In light of the above, the BVG concluded that Achmea had not substantiated any violation of its fundamental rights.

 

The ECHR as an Alternative to Intra-EU Arbitration

The BVG’s confidence in the availability of alternative remedies under the ECHR for intra-EU investment protection post-Achmea remains to be fully tested.  While the ECtHR may indeed provide a forum for investors to pursue new intra-EU investment claims—as suggested by the BVG—it may not always be an attractive route for those seeking valuable (and prompt) recovery (the proceedings in Iliria v Albania being a case in point, see here).  The requirement to exhaust domestic remedies before bringing a claim to the ECtHR presents an additional procedural hurdle.  It effectively undermines the core benefit of arbitration: direct access to a neutral and independent forum for dispute resolution.

 

Concluding Remarks

The BVG First Judgment represents one of the first occasions on which an EU Member State Court has grappled head-on with the role of fundamental rights in proceedings impacted by the CJEU’s Achmea Judgment (as Nardell KC and Rees-Evans observed in their post on BTS Holding v Slovakia, here, earlier domestic court decisions in the post-Achmea line have been light-touch or even silent on fundamental rights issues).  However, the BVG’s analysis of these questions was perhaps more limited than might have been expected, possibly on account of the decisiveness of the separate but intervening issue of the Termination Agreement.  The respective relevance of fundamental rights, as against the impact of the Termination Agreement, will vary from case to case, and from jurisdiction to jurisdiction.
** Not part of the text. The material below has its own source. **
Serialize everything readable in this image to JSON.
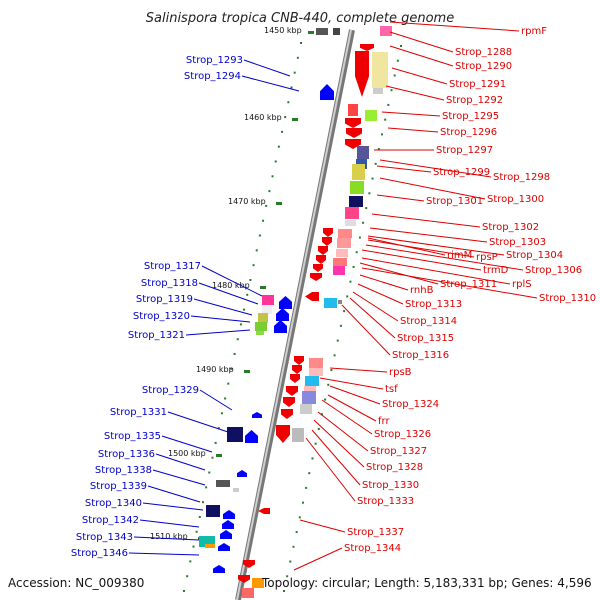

What the BVG did not address in its Judgment—and understandably so—is the possibility of award-holders, like Achmea itself, turning to the ECtHR for redress against Convention States whose courts have annulled or refused to recognise or enforce intra-EU arbitral awards rendered post-Achmea.  Achmea itself may make this next move, potentially bringing to the ECtHR a claim against Germany in relation to the set-aside of its arbitral award against Slovakia under A1P1, Article 13 (the right to an effective remedy) in conjunction with A1P1 and Article 6(1) (the right to a fair trial) of the ECHR (see e.g., here, here, here, and here).  How the ECtHR will engage with such claims on their merits is hotly anticipated but remains to be seen.